Road Safety and Transport Authority
eRaLIS v2.0 — a microservices rewrite of Bhutan's electronic vehicle registration and licensing system; 15 services with RMA payment, mobile banking, and Bhutan NDI integrated.
The Challenge
eRaLIS — the electronic Registration and Licensing Information System — is the system every Bhutanese driver, vehicle owner, and transport operator interacts with sooner or later. By the early 2020s its first generation was struggling under the weight: a Java 6 monolithic application with a single-server routing model, where a problem in one corner of the codebase could take the whole platform offline.
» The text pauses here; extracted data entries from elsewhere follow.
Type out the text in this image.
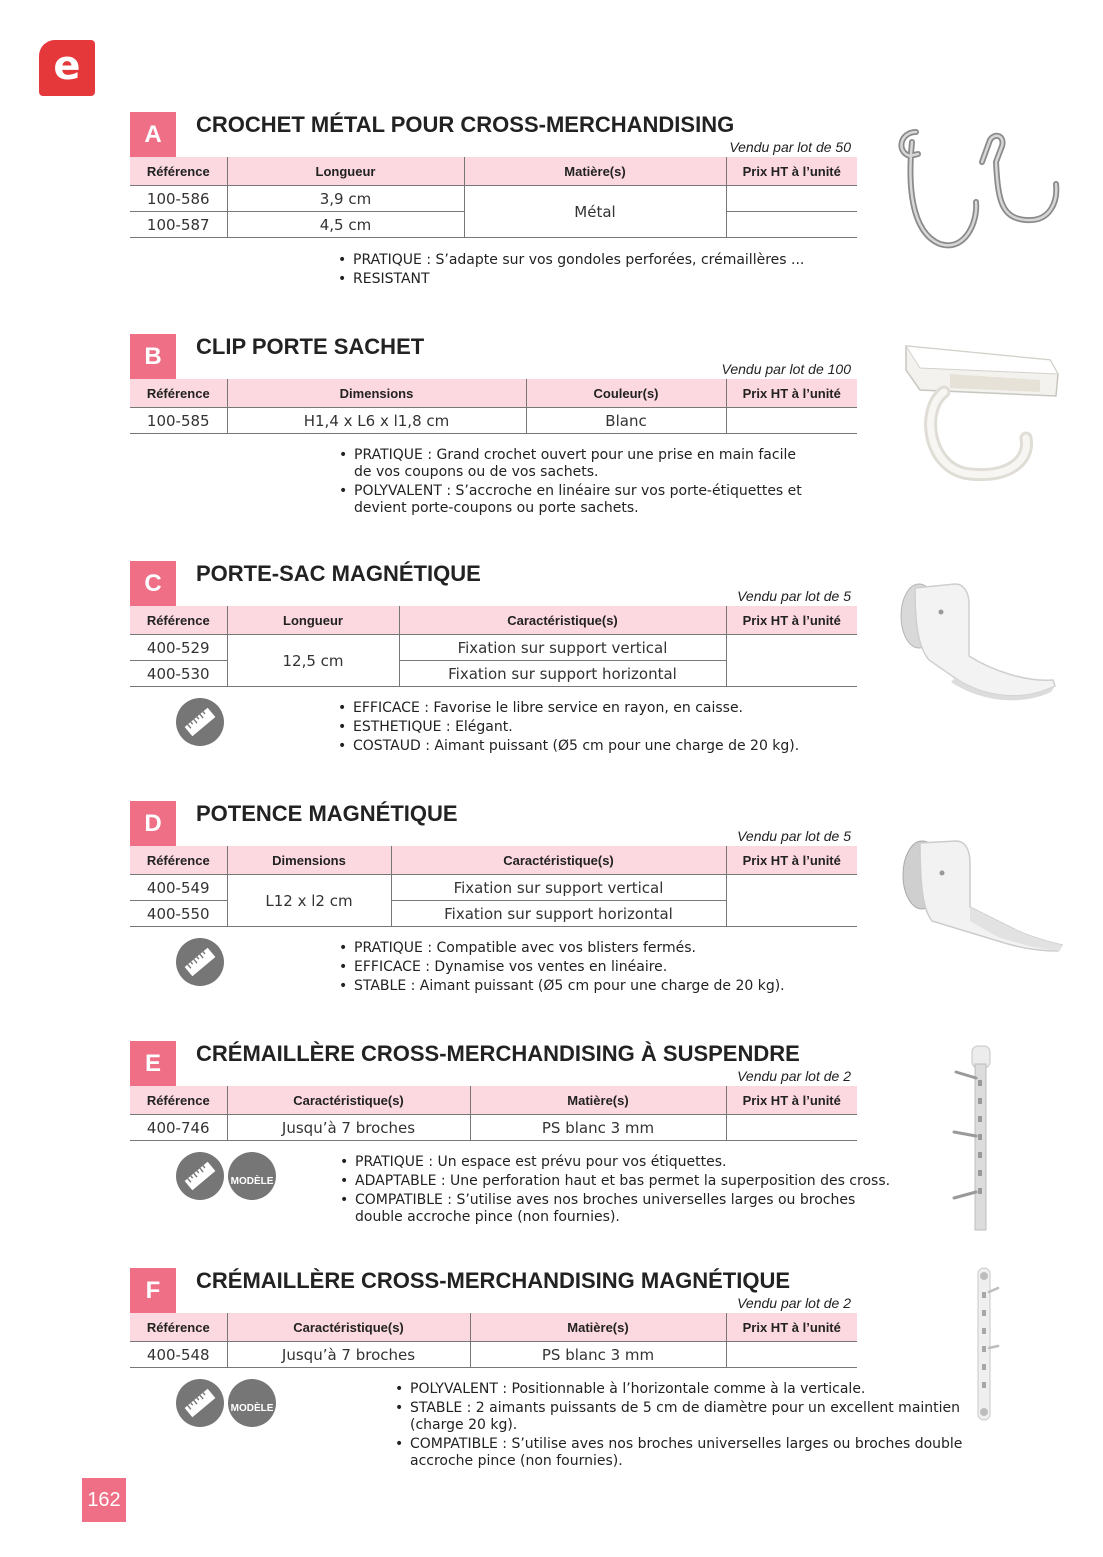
e
A	CROCHET MÉTAL POUR CROSS-MERCHANDISING
Vendu par lot de 50
Référence	Longueur	Matière(s)	Prix HT à l’unité
100-586	3,9 cm	Métal	
100-587	4,5 cm		
• PRATIQUE : S’adapte sur vos gondoles perforées, crémaillères ...
• RESISTANT
B	CLIP PORTE SACHET
Vendu par lot de 100
Référence	Dimensions	Couleur(s)	Prix HT à l’unité
100-585	H1,4 x L6 x l1,8 cm	Blanc	
• PRATIQUE : Grand crochet ouvert pour une prise en main facile de vos coupons ou de vos sachets.
• POLYVALENT : S’accroche en linéaire sur vos porte-étiquettes et devient porte-coupons ou porte sachets.
C	PORTE-SAC MAGNÉTIQUE
Vendu par lot de 5
Référence	Longueur	Caractéristique(s)	Prix HT à l’unité
400-529	12,5 cm	Fixation sur support vertical	
400-530		Fixation sur support horizontal	
• EFFICACE : Favorise le libre service en rayon, en caisse.
• ESTHETIQUE : Elégant.
• COSTAUD : Aimant puissant (Ø5 cm pour une charge de 20 kg).
D	POTENCE MAGNÉTIQUE
Vendu par lot de 5
Référence	Dimensions	Caractéristique(s)	Prix HT à l’unité
400-549	L12 x l2 cm	Fixation sur support vertical	
400-550		Fixation sur support horizontal	
• PRATIQUE : Compatible avec vos blisters fermés.
• EFFICACE : Dynamise vos ventes en linéaire.
• STABLE : Aimant puissant (Ø5 cm pour une charge de 20 kg).
E	CRÉMAILLÈRE CROSS-MERCHANDISING À SUSPENDRE
Vendu par lot de 2
Référence	Caractéristique(s)	Matière(s)	Prix HT à l’unité
400-746	Jusqu’à 7 broches	PS blanc 3 mm	
• PRATIQUE : Un espace est prévu pour vos étiquettes.
• ADAPTABLE : Une perforation haut et bas permet la superposition des cross.
• COMPATIBLE : S’utilise aves nos broches universelles larges ou broches double accroche pince (non fournies).
MODÈLE
DÉPOSÉ
F	CRÉMAILLÈRE CROSS-MERCHANDISING MAGNÉTIQUE
Vendu par lot de 2
Référence	Caractéristique(s)	Matière(s)	Prix HT à l’unité
400-548	Jusqu’à 7 broches	PS blanc 3 mm	
• POLYVALENT : Positionnable à l’horizontale comme à la verticale.
• STABLE : 2 aimants puissants de 5 cm de diamètre pour un excellent maintien (charge 20 kg).
• COMPATIBLE : S’utilise aves nos broches universelles larges ou broches double accroche pince (non fournies).
MODÈLE
DÉPOSÉ
162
Adding a new service was slow, fault-isolation was effectively non-existent, and most citizen interactions still meant a trip to an RSTA branch.
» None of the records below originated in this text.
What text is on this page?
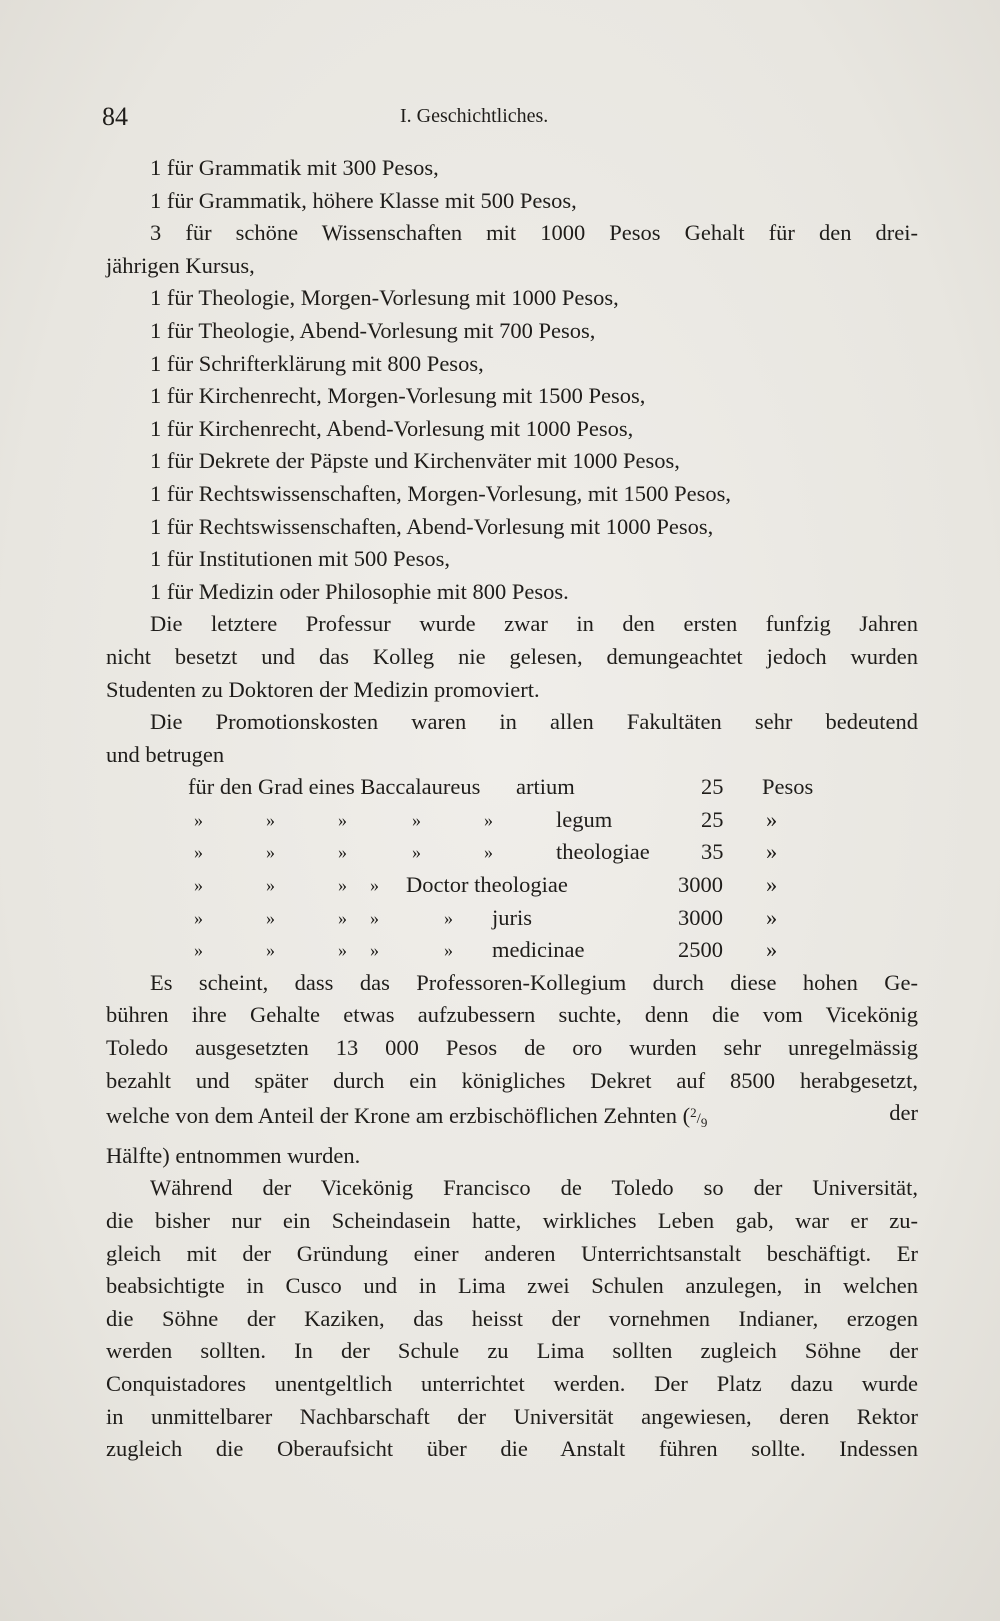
84	I. Geschichtliches.
1 für Grammatik mit 300 Pesos,
1 für Grammatik, höhere Klasse mit 500 Pesos,
3 für schöne Wissenschaften mit 1000 Pesos Gehalt für den drei-
jährigen Kursus,
1 für Theologie, Morgen-Vorlesung mit 1000 Pesos,
1 für Theologie, Abend-Vorlesung mit 700 Pesos,
1 für Schrifterklärung mit 800 Pesos,
1 für Kirchenrecht, Morgen-Vorlesung mit 1500 Pesos,
1 für Kirchenrecht, Abend-Vorlesung mit 1000 Pesos,
1 für Dekrete der Päpste und Kirchenväter mit 1000 Pesos,
1 für Rechtswissenschaften, Morgen-Vorlesung, mit 1500 Pesos,
1 für Rechtswissenschaften, Abend-Vorlesung mit 1000 Pesos,
1 für Institutionen mit 500 Pesos,
1 für Medizin oder Philosophie mit 800 Pesos.
Die letztere Professur wurde zwar in den ersten funfzig Jahren
nicht besetzt und das Kolleg nie gelesen, demungeachtet jedoch wurden
Studenten zu Doktoren der Medizin promoviert.
Die Promotionskosten waren in allen Fakultäten sehr bedeutend
und betrugen
für den Grad eines Baccalaureus artium	25 Pesos
»	»	»	»	»	legum	25 »
»	»	»	»	»	theologiae 35 »
»	»	» » Doctor theologiae	3000 »
»	»	» »	» juris	3000 »
»	»	» »	» medicinae	2500 »
Es scheint, dass das Professoren-Kollegium durch diese hohen Ge-
bühren ihre Gehalte etwas aufzubessern suchte, denn die vom Vicekönig
Toledo ausgesetzten 13 000 Pesos de oro wurden sehr unregelmässig
bezahlt und später durch ein königliches Dekret auf 8500 herabgesetzt,
welche von dem Anteil der Krone am erzbischöflichen Zehnten ($^2/_9$	der
Hälfte) entnommen wurden.
Während der Vicekönig Francisco de Toledo so der Universität,
die bisher nur ein Scheindasein hatte, wirkliches Leben gab, war er zu-
gleich mit der Gründung einer anderen Unterrichtsanstalt beschäftigt. Er
beabsichtigte in Cusco und in Lima zwei Schulen anzulegen, in welchen
die Söhne der Kaziken, das heisst der vornehmen Indianer, erzogen
werden sollten. In der Schule zu Lima sollten zugleich Söhne der
Conquistadores unentgeltlich unterrichtet werden. Der Platz dazu wurde
in unmittelbarer Nachbarschaft der Universität angewiesen, deren Rektor
zugleich die Oberaufsicht über die Anstalt führen sollte. Indessen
RSTA needed a rewrite that fixed all three problems at once: decouple the services so an outage in one wouldn't cascade, move as much of the catalogue online as possible so citizens didn't have to travel, and integrate cleanly with the national payment and identity infrastructure that had matured since v1 shipped.
The Approach
We rebuilt eRaLIS from the ground up as eRaLIS v2.0 on a microservices architecture. Each service — driving licence renewal, driving test booking, learner licence issuance, vehicle ownership transfer, and the rest — runs independently. If one service has a bad day, the others stay up. Adding the next service is a deploy, not a release-train.
The catalogue grew to fifteen services in total, ten of them available online as full self-service flows. Citizens sign in with Bhutan NDI, the national digital identity, so there's no separate eRaLIS account to manage. Payments route through the RMA Payment Gateway with bank-to-bank options and mobile banking via QR, so the entire flow — request, pay, receive — can happen from a phone.
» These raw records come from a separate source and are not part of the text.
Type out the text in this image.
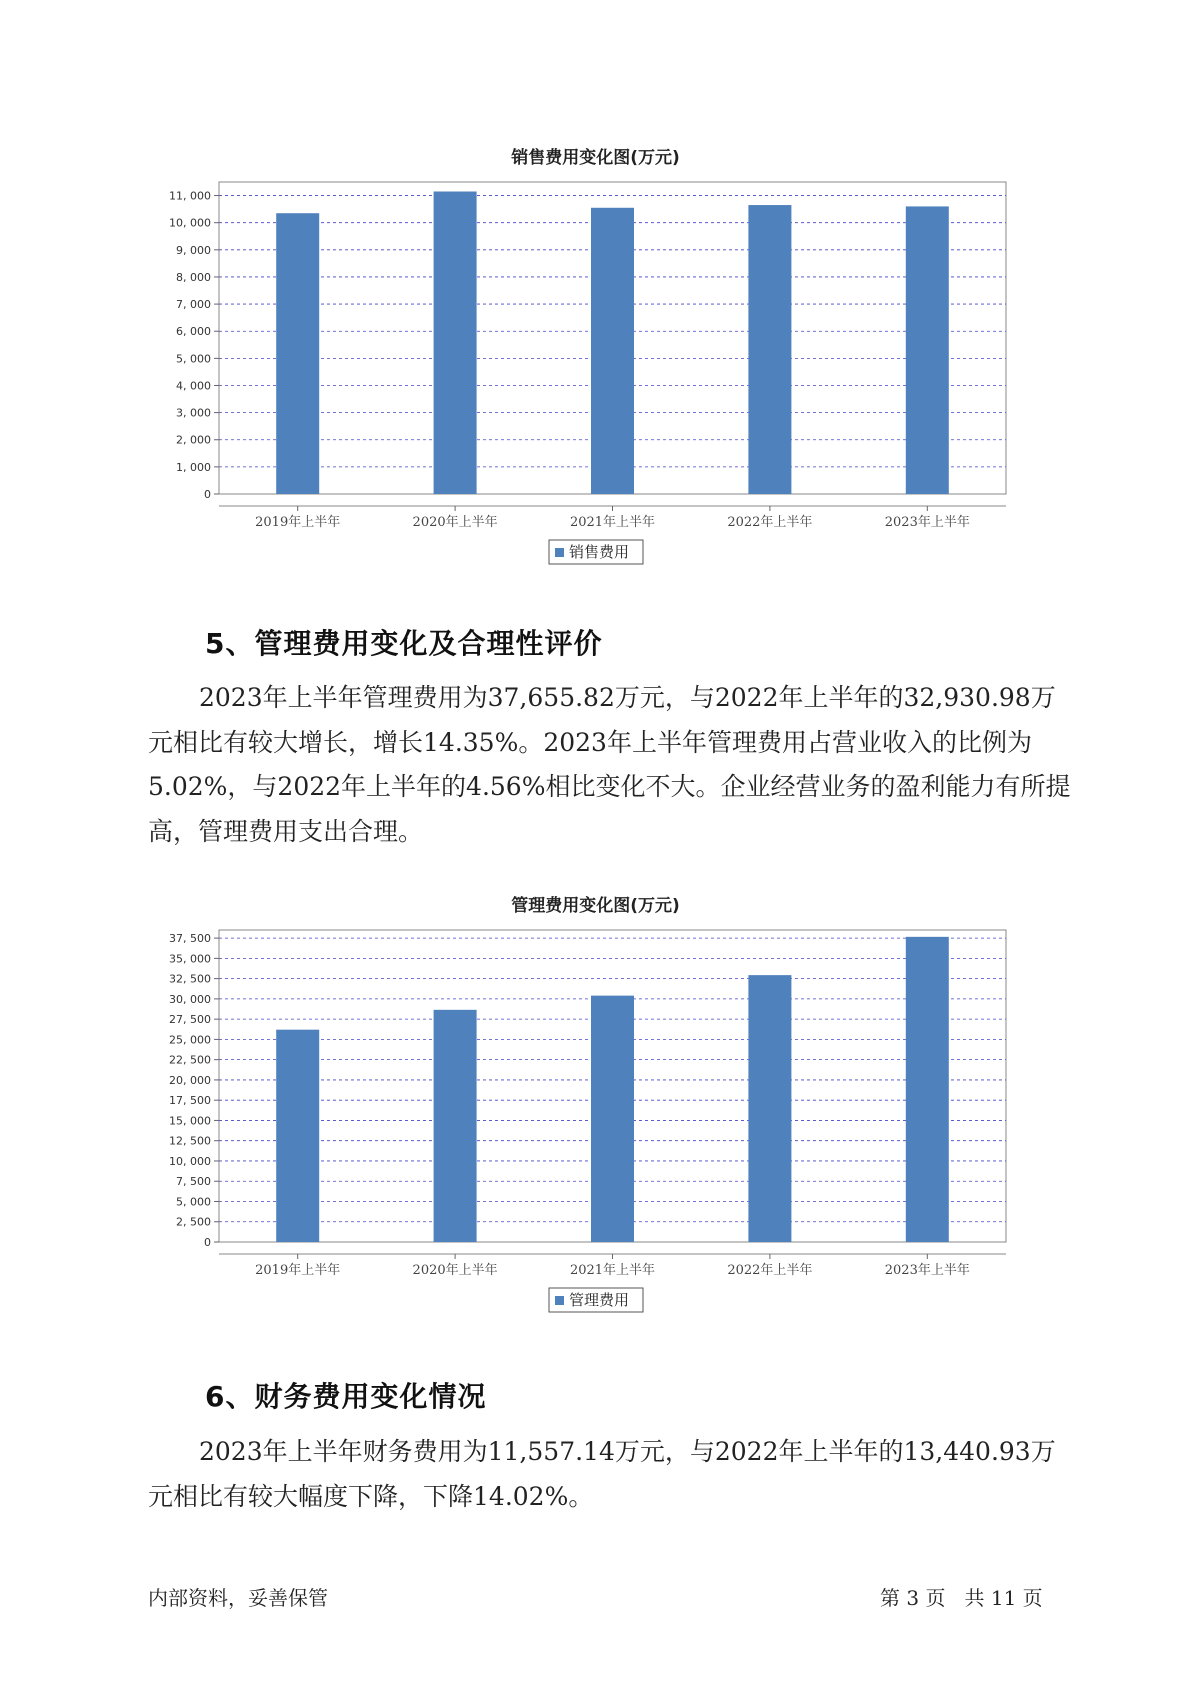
销售费用变化图(万元)
0
1, 000
2, 000
3, 000
4, 000
5, 000
6, 000
7, 000
8, 000
9, 000
10, 000
11, 000
2019年上半年	2020年上半年	2021年上半年	2022年上半年	2023年上半年
销售费用
5、管理费用变化及合理性评价

2023年上半年管理费用为37,655.82万元，与2022年上半年的32,930.98万元相比有较大增长，增长14.35%。2023年上半年管理费用占营业收入的比例为5.02%，与2022年上半年的4.56%相比变化不大。企业经营业务的盈利能力有所提高，管理费用支出合理。

管理费用变化图(万元)
0
2, 500
5, 000
7, 500
10, 000
12, 500
15, 000
17, 500
20, 000
22, 500
25, 000
27, 500
30, 000
32, 500
35, 000
37, 500
2019年上半年	2020年上半年	2021年上半年	2022年上半年	2023年上半年
管理费用
6、财务费用变化情况

2023年上半年财务费用为11,557.14万元，与2022年上半年的13,440.93万元相比有较大幅度下降，下降14.02%。

内部资料，妥善保管	第 3 页   共 11 页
The officer-facing tools were redesigned alongside, so the same services that citizens use online are also the ones counter staff work with at the branch.
The Outcome
eRaLIS v2.0 went live on 8 August 2022. Renewing a driving licence, booking a test, transferring a vehicle — services that had historically required an in-person visit — became things a citizen could complete in minutes from anywhere with a phone signal.
The architectural shift to microservices matters as much as the feature list: a service-level incident in v1 took the platform down; in v2.0 it stays contained. That fault isolation gives RSTA the room to keep extending the online catalogue without risking the services that already work.
Since launch we've remained RSTA's engineering partner under an Annual Maintenance Contract, handling every enhancement to the platform — new services added to the catalogue, performance work, integration changes as the national payment and identity rails evolve, and the day-to-day operational work that keeps a system this central running. eRaLIS isn't a project we delivered and walked away from; it's one we maintain and evolve end-to-end on RSTA's behalf.